When you heal a woman, heal a mama, you heal 7 generations before and after her. I had heard this saying many years ago and never really understood it until I became pregnant with my son.
I had a challenged childhood and didn’t have a good relationship with my mother. Even though I thought I wanted to have children and be in a committed relationship, I was concerned that I would fail at both. I have an insecure attachment style and now I know it is from my mother not having the support she needed after she gave birth. I knew I had to do a lot of healing to be a good mother and really had no idea what that meant until I discovered Ayurved Sadhana.
When my son was born, I did what most moms would do; we had guests around all the time, I barely slept, and I began running 5 miles a day at 12 days postpartum! I felt great for the most part and though I felt extremely energized and happy, I had no idea that I could be setting myself up for hormonal imbalances. It was the following December that I revisited my vision board I had created and noticed that everything on that board came to fruition except going to ayurvedic school, which I had planned for before getting pregnant. I did a quick search for programs outside of work hours and came across Ayurved Sadhana, emailed them and got a reply back a few hours later that I could sit in on a postpartum cooking class the following day.

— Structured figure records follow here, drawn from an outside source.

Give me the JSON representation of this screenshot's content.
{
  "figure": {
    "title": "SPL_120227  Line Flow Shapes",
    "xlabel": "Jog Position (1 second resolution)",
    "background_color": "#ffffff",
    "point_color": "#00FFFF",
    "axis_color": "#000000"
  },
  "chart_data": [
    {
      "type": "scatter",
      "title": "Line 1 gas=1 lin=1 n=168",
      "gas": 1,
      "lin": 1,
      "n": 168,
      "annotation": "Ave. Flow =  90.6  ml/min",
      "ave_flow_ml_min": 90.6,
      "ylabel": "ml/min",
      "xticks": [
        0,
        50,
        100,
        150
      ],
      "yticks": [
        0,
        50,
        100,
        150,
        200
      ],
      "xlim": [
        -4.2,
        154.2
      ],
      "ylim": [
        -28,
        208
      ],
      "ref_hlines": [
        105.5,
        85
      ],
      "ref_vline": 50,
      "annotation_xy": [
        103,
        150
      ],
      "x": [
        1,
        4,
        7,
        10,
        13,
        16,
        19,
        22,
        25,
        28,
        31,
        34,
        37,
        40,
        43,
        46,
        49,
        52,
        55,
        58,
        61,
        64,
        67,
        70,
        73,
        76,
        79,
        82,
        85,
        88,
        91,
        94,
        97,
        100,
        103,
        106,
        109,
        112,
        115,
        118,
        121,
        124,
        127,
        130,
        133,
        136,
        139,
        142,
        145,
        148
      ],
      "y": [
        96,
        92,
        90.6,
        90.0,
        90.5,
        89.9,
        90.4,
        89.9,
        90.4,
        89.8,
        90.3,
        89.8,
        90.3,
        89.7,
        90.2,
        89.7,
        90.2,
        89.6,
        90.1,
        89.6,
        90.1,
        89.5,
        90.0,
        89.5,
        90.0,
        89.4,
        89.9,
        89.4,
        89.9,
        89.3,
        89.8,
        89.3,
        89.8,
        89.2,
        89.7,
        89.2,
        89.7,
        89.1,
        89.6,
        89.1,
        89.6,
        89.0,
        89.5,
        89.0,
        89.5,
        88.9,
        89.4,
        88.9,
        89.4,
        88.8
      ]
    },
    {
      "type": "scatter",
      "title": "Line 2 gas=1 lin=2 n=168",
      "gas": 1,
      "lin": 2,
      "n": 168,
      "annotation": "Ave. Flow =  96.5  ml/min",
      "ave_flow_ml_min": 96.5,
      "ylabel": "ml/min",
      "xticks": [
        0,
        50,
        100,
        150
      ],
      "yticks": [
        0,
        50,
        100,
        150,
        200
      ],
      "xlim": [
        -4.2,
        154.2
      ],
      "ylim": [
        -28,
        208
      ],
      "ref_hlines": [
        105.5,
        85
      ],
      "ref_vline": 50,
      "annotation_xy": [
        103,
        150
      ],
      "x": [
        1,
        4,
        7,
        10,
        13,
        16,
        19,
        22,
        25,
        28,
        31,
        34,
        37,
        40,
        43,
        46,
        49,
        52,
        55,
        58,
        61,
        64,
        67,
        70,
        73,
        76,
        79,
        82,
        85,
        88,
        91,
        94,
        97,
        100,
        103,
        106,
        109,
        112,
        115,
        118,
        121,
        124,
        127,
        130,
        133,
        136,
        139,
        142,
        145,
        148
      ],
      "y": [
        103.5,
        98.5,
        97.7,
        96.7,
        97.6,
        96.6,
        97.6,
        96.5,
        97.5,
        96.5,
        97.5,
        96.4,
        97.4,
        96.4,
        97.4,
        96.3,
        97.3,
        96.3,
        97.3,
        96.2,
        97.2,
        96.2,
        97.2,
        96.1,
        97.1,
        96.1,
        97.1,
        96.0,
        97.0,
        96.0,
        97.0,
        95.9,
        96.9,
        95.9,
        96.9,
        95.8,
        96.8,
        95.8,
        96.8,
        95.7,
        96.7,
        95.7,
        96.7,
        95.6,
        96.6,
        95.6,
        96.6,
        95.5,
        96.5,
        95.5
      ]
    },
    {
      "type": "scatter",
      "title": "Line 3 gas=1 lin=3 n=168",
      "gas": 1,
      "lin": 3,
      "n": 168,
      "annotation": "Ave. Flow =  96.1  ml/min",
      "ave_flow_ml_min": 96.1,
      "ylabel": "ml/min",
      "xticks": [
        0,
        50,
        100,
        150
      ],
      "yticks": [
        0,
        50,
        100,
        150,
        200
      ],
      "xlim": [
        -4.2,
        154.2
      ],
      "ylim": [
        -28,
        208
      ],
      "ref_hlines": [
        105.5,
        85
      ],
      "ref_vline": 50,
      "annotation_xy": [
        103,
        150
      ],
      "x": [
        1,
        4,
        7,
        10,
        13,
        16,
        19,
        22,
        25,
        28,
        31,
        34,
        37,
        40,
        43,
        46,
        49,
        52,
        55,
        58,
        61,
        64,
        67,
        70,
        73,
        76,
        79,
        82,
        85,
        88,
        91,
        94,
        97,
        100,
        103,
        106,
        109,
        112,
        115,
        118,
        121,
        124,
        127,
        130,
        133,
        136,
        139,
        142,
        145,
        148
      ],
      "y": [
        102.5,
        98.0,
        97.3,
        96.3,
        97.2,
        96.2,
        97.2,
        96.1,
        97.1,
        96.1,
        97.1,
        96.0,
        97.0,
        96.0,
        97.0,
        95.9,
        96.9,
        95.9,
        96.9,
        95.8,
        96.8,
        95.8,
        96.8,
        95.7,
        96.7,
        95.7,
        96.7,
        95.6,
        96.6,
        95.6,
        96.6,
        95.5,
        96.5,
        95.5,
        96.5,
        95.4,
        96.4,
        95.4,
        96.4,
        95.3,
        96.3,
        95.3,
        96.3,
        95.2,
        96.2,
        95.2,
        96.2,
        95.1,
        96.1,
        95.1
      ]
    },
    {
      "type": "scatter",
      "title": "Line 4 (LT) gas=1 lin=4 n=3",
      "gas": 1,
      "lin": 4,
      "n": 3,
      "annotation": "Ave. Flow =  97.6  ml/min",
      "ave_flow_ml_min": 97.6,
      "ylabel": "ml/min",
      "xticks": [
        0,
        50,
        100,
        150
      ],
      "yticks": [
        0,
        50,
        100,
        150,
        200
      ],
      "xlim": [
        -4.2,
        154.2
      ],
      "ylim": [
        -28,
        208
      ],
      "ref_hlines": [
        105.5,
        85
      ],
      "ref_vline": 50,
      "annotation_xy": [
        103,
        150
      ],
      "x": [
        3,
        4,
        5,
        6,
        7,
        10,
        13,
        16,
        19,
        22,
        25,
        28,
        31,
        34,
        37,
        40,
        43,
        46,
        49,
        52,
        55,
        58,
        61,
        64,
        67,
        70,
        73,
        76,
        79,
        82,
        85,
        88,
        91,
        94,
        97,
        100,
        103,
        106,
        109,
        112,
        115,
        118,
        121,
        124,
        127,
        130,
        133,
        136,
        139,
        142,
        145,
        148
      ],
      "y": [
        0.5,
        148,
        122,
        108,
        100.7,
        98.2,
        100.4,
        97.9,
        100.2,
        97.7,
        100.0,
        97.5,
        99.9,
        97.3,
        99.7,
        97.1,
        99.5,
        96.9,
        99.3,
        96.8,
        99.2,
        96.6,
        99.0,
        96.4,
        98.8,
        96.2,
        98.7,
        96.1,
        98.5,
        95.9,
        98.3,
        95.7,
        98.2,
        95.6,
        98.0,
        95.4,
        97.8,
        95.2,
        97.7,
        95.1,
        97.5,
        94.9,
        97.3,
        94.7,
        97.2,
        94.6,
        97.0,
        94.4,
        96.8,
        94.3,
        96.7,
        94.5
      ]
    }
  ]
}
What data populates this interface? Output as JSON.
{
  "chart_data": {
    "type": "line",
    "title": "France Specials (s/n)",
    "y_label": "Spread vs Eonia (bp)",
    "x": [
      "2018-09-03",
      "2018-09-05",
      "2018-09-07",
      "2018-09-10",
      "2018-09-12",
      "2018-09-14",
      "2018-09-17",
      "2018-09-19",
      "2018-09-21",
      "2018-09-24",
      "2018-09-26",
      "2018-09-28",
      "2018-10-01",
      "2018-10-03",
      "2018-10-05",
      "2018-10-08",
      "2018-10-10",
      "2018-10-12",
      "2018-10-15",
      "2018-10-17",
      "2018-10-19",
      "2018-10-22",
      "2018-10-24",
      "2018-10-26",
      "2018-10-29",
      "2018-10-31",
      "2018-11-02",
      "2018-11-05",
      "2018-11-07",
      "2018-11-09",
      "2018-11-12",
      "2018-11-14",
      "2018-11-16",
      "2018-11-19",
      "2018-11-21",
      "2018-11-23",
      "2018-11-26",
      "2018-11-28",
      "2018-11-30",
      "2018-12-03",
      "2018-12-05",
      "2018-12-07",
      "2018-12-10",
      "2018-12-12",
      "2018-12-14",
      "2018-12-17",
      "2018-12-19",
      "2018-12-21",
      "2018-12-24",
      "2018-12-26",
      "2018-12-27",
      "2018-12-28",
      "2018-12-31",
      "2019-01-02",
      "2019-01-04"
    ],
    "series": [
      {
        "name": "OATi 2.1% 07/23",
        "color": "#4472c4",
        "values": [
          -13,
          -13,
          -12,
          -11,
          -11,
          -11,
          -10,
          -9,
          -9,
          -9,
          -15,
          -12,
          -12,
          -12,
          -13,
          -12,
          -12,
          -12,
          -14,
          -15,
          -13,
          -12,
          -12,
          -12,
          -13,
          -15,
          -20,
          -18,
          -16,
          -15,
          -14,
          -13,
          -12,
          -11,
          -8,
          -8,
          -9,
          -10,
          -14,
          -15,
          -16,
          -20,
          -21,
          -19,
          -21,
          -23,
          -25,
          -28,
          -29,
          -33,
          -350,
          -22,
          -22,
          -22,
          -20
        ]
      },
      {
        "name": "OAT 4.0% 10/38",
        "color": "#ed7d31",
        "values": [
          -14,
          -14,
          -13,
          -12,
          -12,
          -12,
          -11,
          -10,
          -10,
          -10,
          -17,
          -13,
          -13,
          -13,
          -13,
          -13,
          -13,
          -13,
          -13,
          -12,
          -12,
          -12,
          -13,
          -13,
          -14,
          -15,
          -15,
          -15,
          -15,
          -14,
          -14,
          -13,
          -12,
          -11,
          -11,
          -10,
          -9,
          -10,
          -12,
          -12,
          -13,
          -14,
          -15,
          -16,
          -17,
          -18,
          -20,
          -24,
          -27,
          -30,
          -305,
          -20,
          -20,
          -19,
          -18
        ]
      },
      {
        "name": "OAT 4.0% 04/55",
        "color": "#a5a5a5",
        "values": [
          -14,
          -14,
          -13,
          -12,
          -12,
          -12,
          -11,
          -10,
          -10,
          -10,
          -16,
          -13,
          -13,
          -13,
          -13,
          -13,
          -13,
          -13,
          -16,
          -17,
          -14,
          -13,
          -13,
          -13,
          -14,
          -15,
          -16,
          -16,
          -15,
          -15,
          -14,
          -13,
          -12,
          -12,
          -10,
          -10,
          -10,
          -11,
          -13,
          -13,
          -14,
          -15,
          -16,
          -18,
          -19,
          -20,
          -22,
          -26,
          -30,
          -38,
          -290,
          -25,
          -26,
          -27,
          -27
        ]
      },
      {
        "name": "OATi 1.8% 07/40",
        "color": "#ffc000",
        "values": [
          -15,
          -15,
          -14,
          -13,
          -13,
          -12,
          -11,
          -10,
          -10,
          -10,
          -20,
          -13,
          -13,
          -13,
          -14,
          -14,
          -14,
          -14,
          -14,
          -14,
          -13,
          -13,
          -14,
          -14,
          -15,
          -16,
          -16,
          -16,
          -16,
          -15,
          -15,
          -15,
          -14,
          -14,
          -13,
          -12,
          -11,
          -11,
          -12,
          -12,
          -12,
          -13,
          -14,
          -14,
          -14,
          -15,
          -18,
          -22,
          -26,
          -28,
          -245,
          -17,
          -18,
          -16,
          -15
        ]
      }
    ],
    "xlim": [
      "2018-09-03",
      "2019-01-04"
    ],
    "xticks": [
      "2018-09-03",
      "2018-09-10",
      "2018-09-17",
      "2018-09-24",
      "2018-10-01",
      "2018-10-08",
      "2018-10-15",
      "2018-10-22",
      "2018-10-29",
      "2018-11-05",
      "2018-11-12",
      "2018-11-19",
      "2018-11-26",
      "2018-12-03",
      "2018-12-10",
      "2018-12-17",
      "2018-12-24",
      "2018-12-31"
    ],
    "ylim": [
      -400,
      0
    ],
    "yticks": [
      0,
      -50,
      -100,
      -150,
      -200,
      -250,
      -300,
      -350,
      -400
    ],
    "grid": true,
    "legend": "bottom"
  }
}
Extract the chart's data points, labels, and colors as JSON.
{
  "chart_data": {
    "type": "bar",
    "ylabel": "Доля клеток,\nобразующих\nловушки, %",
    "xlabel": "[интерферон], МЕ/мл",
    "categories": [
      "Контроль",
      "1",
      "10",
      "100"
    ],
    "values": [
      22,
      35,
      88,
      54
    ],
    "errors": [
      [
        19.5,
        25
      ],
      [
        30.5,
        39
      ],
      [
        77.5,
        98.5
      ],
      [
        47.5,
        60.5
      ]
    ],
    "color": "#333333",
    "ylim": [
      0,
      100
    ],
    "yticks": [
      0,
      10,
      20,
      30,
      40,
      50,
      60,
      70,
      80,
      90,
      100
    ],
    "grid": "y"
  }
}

The school was only 20 min from my home and was in a home like a traditional gurukulum. I was immediately welcomed in and offered chai and learned about delicious recipes postpartum mothers should eat. I felt the warmth of the students and the teachers. The next day the program director emailed me to see if I would like to be a model for a postpartum abhyanga and if my baby would like to be the model the baby massage. I went home that day knowing I needed to start at this school and that everything was happening in its due time. I had lived in India in an ashram for over a year and had never considered the impact Ayurveda would have on preconception, pregnancy and postpartum. I started the Ayurdoula program a few months later when I became pregnant with my daughter.
Having gone through the program, I so very much see that Ayurdoula work is so necessary. There are plenty of people who will help you with your baby, but who is going to take care of you after you give birth? The three pillars of Ayurdoula are rest, nutrition and abyangha. An ayurdoula helps mama and family with these three pillars especially in the first 42 days postpartum, when the vata dosha is very high and the veil is thin. When a mother is not nourished and vata is kept high and agni is low, postpartum anxiety can set in and then issues between the mother, partner and child can be created. This is the work that that is needed to ensure that there is a secure bond within the family and that good digestion is formed from the beginning. In Ayurveda we say all disease manifests from poor digestive fire.
After giving birth to my second, our family ate ayurvedic nourishing meals with plenty of heating herbs and spices, kept visitors to a minimum and I had lots of time for abyanghas. I waited 42 days before running and made sure I did things slowly this time. What I have learned through this program has been foundational to how I raise my kids and care for myself. Their diet is one in which I hope their digestive fire will be strong and therefore have a strong immune system. I’ve taught them the importance of self care in that they both ask for massages when they want one, but we give oil massages often in the vata season.
I truly believe that if we want to impact the world, we need to ensure that each and every mother is given a chance to heal from generational burdens and be cared for to have a proper secure bond with her child. We need a future of secure children.